The use of the univariate analysis identified the important risk factors such as ASA class, DM, dyspnea at rest, COPD, and HTN which we then used for our stepwise multiple logistic regression. The model then identified BMI, age, diabetes, hypertension, dyspnea, COPD, and the bariatric procedures (LGBP/LSG) as major risk factors for postoperative major morbidity. Bleeding disorder, male sex, ASA class, and congestive heart failure have all been reported as important risk factors for postoperative morbidity in bariatric surgery by other studies [19, 2426]. These were not included in our logistic regression model as they were not found significant on the univariate analysis. These differences in the important risk factors detected in our study might be due to the relative small sample sizes of previous reports and also important factors not collected in the other data-bases. Our multiple regression analysis confirms that after correcting for all these important risk factors, the probability of postoperative morbidity increases by about 1–2 % as age or BMI increases.

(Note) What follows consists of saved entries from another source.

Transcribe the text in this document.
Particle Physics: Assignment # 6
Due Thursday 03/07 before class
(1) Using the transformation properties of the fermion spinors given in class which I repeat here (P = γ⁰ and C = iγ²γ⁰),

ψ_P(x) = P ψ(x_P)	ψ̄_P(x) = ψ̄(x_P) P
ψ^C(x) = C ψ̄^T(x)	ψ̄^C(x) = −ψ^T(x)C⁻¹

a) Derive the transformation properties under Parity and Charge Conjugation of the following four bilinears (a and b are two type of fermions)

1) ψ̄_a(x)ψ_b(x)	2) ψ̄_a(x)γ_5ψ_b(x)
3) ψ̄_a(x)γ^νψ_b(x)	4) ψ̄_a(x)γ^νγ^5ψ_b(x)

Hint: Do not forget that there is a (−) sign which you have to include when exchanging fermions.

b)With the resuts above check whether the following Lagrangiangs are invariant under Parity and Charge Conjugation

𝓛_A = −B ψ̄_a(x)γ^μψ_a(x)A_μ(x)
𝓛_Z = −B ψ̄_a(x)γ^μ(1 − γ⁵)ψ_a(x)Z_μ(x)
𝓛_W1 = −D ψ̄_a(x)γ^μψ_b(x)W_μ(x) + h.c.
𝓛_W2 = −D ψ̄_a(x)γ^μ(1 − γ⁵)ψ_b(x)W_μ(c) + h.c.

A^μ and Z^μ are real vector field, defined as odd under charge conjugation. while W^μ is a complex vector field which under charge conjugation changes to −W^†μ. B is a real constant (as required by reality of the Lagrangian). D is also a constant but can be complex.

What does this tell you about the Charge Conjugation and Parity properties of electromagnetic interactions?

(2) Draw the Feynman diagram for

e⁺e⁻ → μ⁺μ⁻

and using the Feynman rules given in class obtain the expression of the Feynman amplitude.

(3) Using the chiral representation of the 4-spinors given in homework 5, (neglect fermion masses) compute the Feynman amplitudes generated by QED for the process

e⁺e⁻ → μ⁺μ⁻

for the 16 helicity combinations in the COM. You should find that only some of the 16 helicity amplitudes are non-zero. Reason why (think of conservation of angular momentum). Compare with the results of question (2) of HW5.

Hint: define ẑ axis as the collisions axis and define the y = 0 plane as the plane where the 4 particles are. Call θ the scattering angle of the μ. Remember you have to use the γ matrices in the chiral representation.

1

Our study based on ACS-NSQIP database has many strengths not seen in most of the other studies. The huge database provides a large sample size enabling calculations of smaller confidence intervals. It is based on data from both academic and community hospitals with a large sample size and takes into account several peri-operative variables. This is different from the many registry based and Medicare analyses that are lacking the accuracy and details that the ACS-NSQIP data provide.

There are also limitations from using the ACS-NSQIP database. This database was built for all operations and not specifically bariatric procedures so it does not take into account all factors that are relevant to bariatric surgery. Important co-morbidities such as obstructive sleep apnea, history of DVT and complications such as bowel obstruction, gastrointestinal hemorrhage, and anastomotic stricture are not recorded in the database. Anastomotic leaks are indirectly recorded under organ space infections. This database provides only short term outcomes of the complications and mortality that occur within 30 days after the procedure. Long-term outcomes such as re-admission, reoperation, morbidity and mortality after 30 days were not captured by this database and so were not evaluated in this study. Conclusions are drawn from data submitted from hospitals participating in the ACS-NSQIP which might not be a statistically valid nationally representation.

Conclusion

Morbidity following bariatric surgery increases independently and predictably with increasing age and BMI. There is increased risk of morbidity for stapling procedures (LGBP&LSG) when compared to LAGB, but this must be considered in context of surgical efficacy when choosing a bariatric procedure. These data can aid in the evaluation and counseling of patients considering bariatric surgery. Further investigation may lead to the ability of surgeons to specifically counsel patients individually and specifically regarding personal risks and benefits of surgery.

ACS NSQIP data disclaimer

The American College of Surgeons National Surgical Quality Improvement Program and the hospitals participating in it represent the source of the data used therein; they have not verified and are not responsible for the statistical validity of the data analysis or for the conclusions derived by the authors.